Johannes Fischer Johannes Fischer 3/8/2018 10:28
@genem
Of course it would be good to know why Boleslavsky accepted to waive his chance to play for the world championship. Sosonko offers the following explanation: "Isaac Boleslavsky possessed an amazing talent for chess, but he didn't have much of a fighting spirit. He said to his friend before the match: 'Why are we even playing this match, Davy? We will lose to Botvinnik anyway.'" (The Rise and Fall, p.49)
Bronstein, however, was much more optimistic about his chances against Botvinnik. Sosonko quotes him: "I don't think that Isaac was too upset at losing the match to me. In fact, probably the opposite. Losing the match was to some extent a weight off his shoulders." (The Rise and Fall, p.50)
cashparov1 cashparov1 3/8/2018 08:33
And here we are 2 days away from the 2018 Candidates and I haven't even seen a "live" picture of the venue.
One of the premier chess events of the year ressembles a top-secret meeting of a masonic lodge. Way to go FIDE and AGON.

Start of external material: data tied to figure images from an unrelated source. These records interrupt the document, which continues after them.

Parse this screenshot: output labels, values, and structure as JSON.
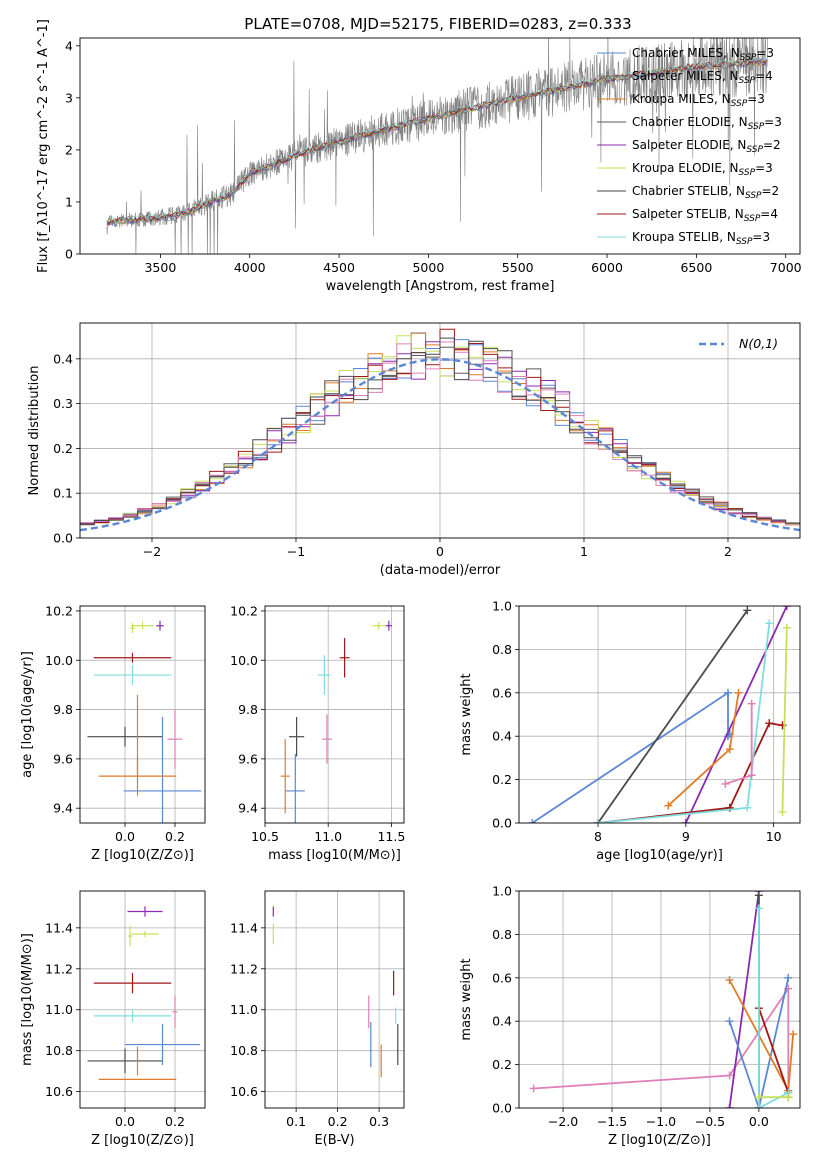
{
  "figure_title": "PLATE=0708, MJD=52175, FIBERID=0283, z=0.333",
  "colors": {
    "Chabrier MILES": "#5b87d6",
    "Salpeter MILES": "#7a7a7a",
    "Kroupa MILES": "#e07b27",
    "Chabrier ELODIE": "#5a5a5a",
    "Salpeter ELODIE": "#8a2ab0",
    "Kroupa ELODIE": "#c6e05c",
    "Chabrier STELIB": "#4a4a4a",
    "Salpeter STELIB": "#a01818",
    "Kroupa STELIB": "#7fdde0",
    "pink": "#e07fb8",
    "normal": "#5b87d6"
  },
  "chart_data": [
    {
      "id": "spectrum",
      "type": "line",
      "title": "",
      "xlabel": "wavelength [Angstrom, rest frame]",
      "ylabel": "Flux [f_λ10^-17 erg cm^-2 s^-1 A^-1]",
      "xlim": [
        3050,
        7080
      ],
      "ylim": [
        0,
        4.15
      ],
      "xticks": [
        3500,
        4000,
        4500,
        5000,
        5500,
        6000,
        6500,
        7000
      ],
      "yticks": [
        0,
        1,
        2,
        3,
        4
      ],
      "legend_position": "top-right",
      "legend": [
        {
          "name": "Chabrier MILES",
          "sub": "SSP",
          "n": "3"
        },
        {
          "name": "Salpeter MILES",
          "sub": "SSP",
          "n": "4"
        },
        {
          "name": "Kroupa MILES",
          "sub": "SSP",
          "n": "3"
        },
        {
          "name": "Chabrier ELODIE",
          "sub": "SSP",
          "n": "3"
        },
        {
          "name": "Salpeter ELODIE",
          "sub": "SSP",
          "n": "2"
        },
        {
          "name": "Kroupa ELODIE",
          "sub": "SSP",
          "n": "3"
        },
        {
          "name": "Chabrier STELIB",
          "sub": "SSP",
          "n": "2"
        },
        {
          "name": "Salpeter STELIB",
          "sub": "SSP",
          "n": "4"
        },
        {
          "name": "Kroupa STELIB",
          "sub": "SSP",
          "n": "3"
        }
      ],
      "continuum": {
        "x": [
          3200,
          3450,
          3600,
          3750,
          3900,
          4000,
          4300,
          4600,
          5000,
          5500,
          6000,
          6500,
          7000
        ],
        "y": [
          0.62,
          0.68,
          0.75,
          0.95,
          1.15,
          1.55,
          1.95,
          2.25,
          2.6,
          3.0,
          3.35,
          3.6,
          3.72
        ]
      },
      "spectrum_range": [
        3200,
        6900
      ]
    },
    {
      "id": "residuals",
      "type": "line",
      "title": "",
      "xlabel": "(data-model)/error",
      "ylabel": "Normed distribution",
      "xlim": [
        -2.5,
        2.5
      ],
      "ylim": [
        0,
        0.48
      ],
      "xticks": [
        -2,
        -1,
        0,
        1,
        2
      ],
      "xticklabels": [
        "−2",
        "−1",
        "0",
        "1",
        "2"
      ],
      "yticks": [
        0.0,
        0.1,
        0.2,
        0.3,
        0.4
      ],
      "yticklabels": [
        "0.0",
        "0.1",
        "0.2",
        "0.3",
        "0.4"
      ],
      "legend_label": "N(0,1)",
      "legend_position": "top-right",
      "grid": true,
      "bin_width": 0.1
    },
    {
      "id": "age_vs_Z",
      "type": "scatter",
      "xlabel": "Z [log10(Z/Z⊙)]",
      "ylabel": "age [log10(age/yr)]",
      "xlim": [
        -0.18,
        0.32
      ],
      "ylim": [
        9.34,
        10.22
      ],
      "xticks": [
        0.0,
        0.2
      ],
      "xticklabels": [
        "0.0",
        "0.2"
      ],
      "yticks": [
        9.4,
        9.6,
        9.8,
        10.0,
        10.2
      ],
      "yticklabels": [
        "9.4",
        "9.6",
        "9.8",
        "10.0",
        "10.2"
      ],
      "grid": true,
      "points": [
        {
          "x": 0.14,
          "y": 10.14,
          "xe": 0.03,
          "ye": 0.04,
          "c": "Salpeter ELODIE"
        },
        {
          "x": 0.07,
          "y": 10.14,
          "xe": 0.09,
          "ye": 0.03,
          "c": "Kroupa ELODIE"
        },
        {
          "x": 0.03,
          "y": 10.13,
          "xe": 0.02,
          "ye": 0.04,
          "c": "Kroupa ELODIE"
        },
        {
          "x": 0.03,
          "y": 10.01,
          "xe": 0.31,
          "ye": 0.04,
          "c": "Salpeter STELIB"
        },
        {
          "x": 0.03,
          "y": 9.94,
          "xe": 0.31,
          "ye": 0.08,
          "c": "Kroupa STELIB"
        },
        {
          "x": 0.0,
          "y": 9.69,
          "xe": 0.3,
          "ye": 0.08,
          "c": "Chabrier STELIB"
        },
        {
          "x": 0.2,
          "y": 9.68,
          "xe": 0.06,
          "ye": 0.24,
          "c": "pink"
        },
        {
          "x": 0.15,
          "y": 9.47,
          "xe": 0.31,
          "ye": 0.6,
          "c": "Chabrier MILES"
        },
        {
          "x": 0.05,
          "y": 9.53,
          "xe": 0.31,
          "ye": 0.16,
          "c": "Kroupa MILES"
        },
        {
          "x": 0.05,
          "y": 9.7,
          "xe": 0.0,
          "ye": 0.32,
          "c": "Kroupa MILES"
        }
      ]
    },
    {
      "id": "age_vs_mass",
      "type": "scatter",
      "xlabel": "mass [log10(M/M⊙)]",
      "ylabel": "",
      "xlim": [
        10.5,
        11.6
      ],
      "ylim": [
        9.34,
        10.22
      ],
      "xticks": [
        10.5,
        11.0,
        11.5
      ],
      "xticklabels": [
        "10.5",
        "11.0",
        "11.5"
      ],
      "yticks": [
        9.4,
        9.6,
        9.8,
        10.0,
        10.2
      ],
      "yticklabels": [
        "9.4",
        "9.6",
        "9.8",
        "10.0",
        "10.2"
      ],
      "grid": true,
      "points": [
        {
          "x": 11.48,
          "y": 10.14,
          "xe": 0.05,
          "ye": 0.04,
          "c": "Salpeter ELODIE"
        },
        {
          "x": 11.4,
          "y": 10.14,
          "xe": 0.1,
          "ye": 0.03,
          "c": "Kroupa ELODIE"
        },
        {
          "x": 11.13,
          "y": 10.01,
          "xe": 0.08,
          "ye": 0.16,
          "c": "Salpeter STELIB"
        },
        {
          "x": 10.97,
          "y": 9.94,
          "xe": 0.1,
          "ye": 0.16,
          "c": "Kroupa STELIB"
        },
        {
          "x": 10.75,
          "y": 9.69,
          "xe": 0.12,
          "ye": 0.16,
          "c": "Chabrier STELIB"
        },
        {
          "x": 10.99,
          "y": 9.68,
          "xe": 0.08,
          "ye": 0.2,
          "c": "pink"
        },
        {
          "x": 10.74,
          "y": 9.47,
          "xe": 0.15,
          "ye": 0.3,
          "c": "Chabrier MILES"
        },
        {
          "x": 10.66,
          "y": 9.53,
          "xe": 0.07,
          "ye": 0.3,
          "c": "Kroupa MILES"
        }
      ]
    },
    {
      "id": "weight_vs_age",
      "type": "line",
      "xlabel": "age [log10(age/yr)]",
      "ylabel": "mass weight",
      "xlim": [
        7.1,
        10.3
      ],
      "ylim": [
        0,
        1.0
      ],
      "xticks": [
        8,
        9,
        10
      ],
      "xticklabels": [
        "8",
        "9",
        "10"
      ],
      "yticks": [
        0.0,
        0.2,
        0.4,
        0.6,
        0.8,
        1.0
      ],
      "yticklabels": [
        "0.0",
        "0.2",
        "0.4",
        "0.6",
        "0.8",
        "1.0"
      ],
      "grid": true,
      "series": [
        {
          "c": "Chabrier MILES",
          "x": [
            7.25,
            9.48,
            9.48,
            9.5
          ],
          "y": [
            0.0,
            0.6,
            0.4,
            0.41
          ]
        },
        {
          "c": "Chabrier STELIB",
          "x": [
            8.0,
            9.7
          ],
          "y": [
            0.0,
            0.98
          ]
        },
        {
          "c": "Salpeter ELODIE",
          "x": [
            9.0,
            10.15
          ],
          "y": [
            0.0,
            1.0
          ]
        },
        {
          "c": "Kroupa MILES",
          "x": [
            8.8,
            9.5,
            9.6
          ],
          "y": [
            0.08,
            0.34,
            0.6
          ]
        },
        {
          "c": "Salpeter STELIB",
          "x": [
            8.0,
            9.5,
            9.95,
            10.1
          ],
          "y": [
            0.0,
            0.07,
            0.46,
            0.45
          ]
        },
        {
          "c": "Kroupa STELIB",
          "x": [
            8.0,
            9.7,
            9.95
          ],
          "y": [
            0.0,
            0.07,
            0.92
          ]
        },
        {
          "c": "Kroupa ELODIE",
          "x": [
            10.1,
            10.15,
            10.15
          ],
          "y": [
            0.05,
            0.9,
            0.9
          ]
        },
        {
          "c": "pink",
          "x": [
            9.45,
            9.75,
            9.75
          ],
          "y": [
            0.18,
            0.22,
            0.55
          ]
        }
      ]
    },
    {
      "id": "mass_vs_Z",
      "type": "scatter",
      "xlabel": "Z [log10(Z/Z⊙)]",
      "ylabel": "mass [log10(M/M⊙)]",
      "xlim": [
        -0.18,
        0.32
      ],
      "ylim": [
        10.52,
        11.58
      ],
      "xticks": [
        0.0,
        0.2
      ],
      "xticklabels": [
        "0.0",
        "0.2"
      ],
      "yticks": [
        10.6,
        10.8,
        11.0,
        11.2,
        11.4
      ],
      "yticklabels": [
        "10.6",
        "10.8",
        "11.0",
        "11.2",
        "11.4"
      ],
      "grid": true,
      "points": [
        {
          "x": 0.08,
          "y": 11.48,
          "xe": 0.14,
          "ye": 0.05,
          "c": "Salpeter ELODIE"
        },
        {
          "x": 0.08,
          "y": 11.37,
          "xe": 0.11,
          "ye": 0.03,
          "c": "Kroupa ELODIE"
        },
        {
          "x": 0.02,
          "y": 11.36,
          "xe": 0.02,
          "ye": 0.1,
          "c": "Kroupa ELODIE"
        },
        {
          "x": 0.03,
          "y": 11.13,
          "xe": 0.31,
          "ye": 0.1,
          "c": "Salpeter STELIB"
        },
        {
          "x": 0.03,
          "y": 10.97,
          "xe": 0.31,
          "ye": 0.06,
          "c": "Kroupa STELIB"
        },
        {
          "x": 0.0,
          "y": 10.75,
          "xe": 0.3,
          "ye": 0.12,
          "c": "Chabrier STELIB"
        },
        {
          "x": 0.2,
          "y": 10.99,
          "xe": 0.02,
          "ye": 0.16,
          "c": "pink"
        },
        {
          "x": 0.15,
          "y": 10.83,
          "xe": 0.3,
          "ye": 0.2,
          "c": "Chabrier MILES"
        },
        {
          "x": 0.05,
          "y": 10.66,
          "xe": 0.31,
          "ye": 0.0,
          "c": "Kroupa MILES"
        },
        {
          "x": 0.05,
          "y": 10.75,
          "xe": 0.0,
          "ye": 0.14,
          "c": "Kroupa MILES"
        }
      ]
    },
    {
      "id": "mass_vs_ebv",
      "type": "scatter",
      "xlabel": "E(B-V)",
      "ylabel": "",
      "xlim": [
        0.025,
        0.36
      ],
      "ylim": [
        10.52,
        11.58
      ],
      "xticks": [
        0.1,
        0.2,
        0.3
      ],
      "xticklabels": [
        "0.1",
        "0.2",
        "0.3"
      ],
      "yticks": [
        10.6,
        10.8,
        11.0,
        11.2,
        11.4
      ],
      "yticklabels": [
        "10.6",
        "10.8",
        "11.0",
        "11.2",
        "11.4"
      ],
      "grid": true,
      "points": [
        {
          "x": 0.045,
          "y": 11.48,
          "xe": 0.0,
          "ye": 0.05,
          "c": "Salpeter ELODIE"
        },
        {
          "x": 0.045,
          "y": 11.37,
          "xe": 0.0,
          "ye": 0.1,
          "c": "Kroupa ELODIE"
        },
        {
          "x": 0.335,
          "y": 11.13,
          "xe": 0.0,
          "ye": 0.12,
          "c": "Salpeter STELIB"
        },
        {
          "x": 0.34,
          "y": 10.97,
          "xe": 0.0,
          "ye": 0.08,
          "c": "Kroupa STELIB"
        },
        {
          "x": 0.345,
          "y": 10.83,
          "xe": 0.0,
          "ye": 0.2,
          "c": "Chabrier STELIB"
        },
        {
          "x": 0.275,
          "y": 10.99,
          "xe": 0.0,
          "ye": 0.16,
          "c": "pink"
        },
        {
          "x": 0.28,
          "y": 10.83,
          "xe": 0.0,
          "ye": 0.22,
          "c": "Chabrier MILES"
        },
        {
          "x": 0.305,
          "y": 10.75,
          "xe": 0.0,
          "ye": 0.16,
          "c": "Kroupa MILES"
        }
      ]
    },
    {
      "id": "weight_vs_Z",
      "type": "line",
      "xlabel": "Z [log10(Z/Z⊙)]",
      "ylabel": "mass weight",
      "xlim": [
        -2.45,
        0.42
      ],
      "ylim": [
        0,
        1.0
      ],
      "xticks": [
        -2.0,
        -1.5,
        -1.0,
        -0.5,
        0.0
      ],
      "xticklabels": [
        "−2.0",
        "−1.5",
        "−1.0",
        "−0.5",
        "0.0"
      ],
      "yticks": [
        0.0,
        0.2,
        0.4,
        0.6,
        0.8,
        1.0
      ],
      "yticklabels": [
        "0.0",
        "0.2",
        "0.4",
        "0.6",
        "0.8",
        "1.0"
      ],
      "grid": true,
      "series": [
        {
          "c": "pink",
          "x": [
            -2.3,
            -0.3,
            0.3,
            0.3
          ],
          "y": [
            0.09,
            0.15,
            0.55,
            0.05
          ]
        },
        {
          "c": "Salpeter ELODIE",
          "x": [
            -0.3,
            0.0
          ],
          "y": [
            0.0,
            1.0
          ]
        },
        {
          "c": "Chabrier MILES",
          "x": [
            -0.3,
            0.0,
            0.3
          ],
          "y": [
            0.4,
            0.0,
            0.6
          ]
        },
        {
          "c": "Kroupa MILES",
          "x": [
            -0.3,
            0.3,
            0.35
          ],
          "y": [
            0.59,
            0.08,
            0.34
          ]
        },
        {
          "c": "Salpeter STELIB",
          "x": [
            0.0,
            0.3,
            0.3
          ],
          "y": [
            0.46,
            0.07,
            0.05
          ]
        },
        {
          "c": "Chabrier STELIB",
          "x": [
            0.0,
            0.0
          ],
          "y": [
            0.0,
            0.98
          ]
        },
        {
          "c": "Kroupa STELIB",
          "x": [
            0.0,
            0.0,
            0.3
          ],
          "y": [
            0.92,
            0.0,
            0.07
          ]
        },
        {
          "c": "Kroupa ELODIE",
          "x": [
            0.0,
            0.3
          ],
          "y": [
            0.05,
            0.05
          ]
        }
      ]
    }
  ]
}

RayLopez RayLopez 3/8/2018 08:16
Indeed, paranoid B. Fischer was right (DrChesspain from chess.com): 'a statistical analysis of the Soviets' play in FIDE qualification tournaments strongly suggests that they played as a "cartel." ' http://www.fsb.muohio.edu/moulcc/sovietchesscartel.pdf ("Simulations of the period’s five premier international competitions (the FIDE Candidates tournaments) suggest that the observed Soviet sweep was a 60%-probability event under collusion but only a 25%-probability event had the Soviet players not colluded")
genem genem 3/8/2018 07:37
But why did Boleslavsky throw games and purposely do less than his best?
Peter B Peter B 3/8/2018 12:19
It would be nice to show the crucial Keres-Smyslov game from 1953. Smyslov won the tournament by 2 points in the end, but it would have been much closer if not for that game. Then in 1956 Keres' only loss was to Filip and I believe that was very late in the tournament too.
Peter B Peter B 3/8/2018 12:13
In the Averbakh Kotov '53 game, it looks like Kotov repeated moves between 35 and 41 just to make it to the adjournment on move 40, so he could analyse it during adjournment. Still a very nice sac, but it takes the shine off it a bit if he didn't work it all out at the board.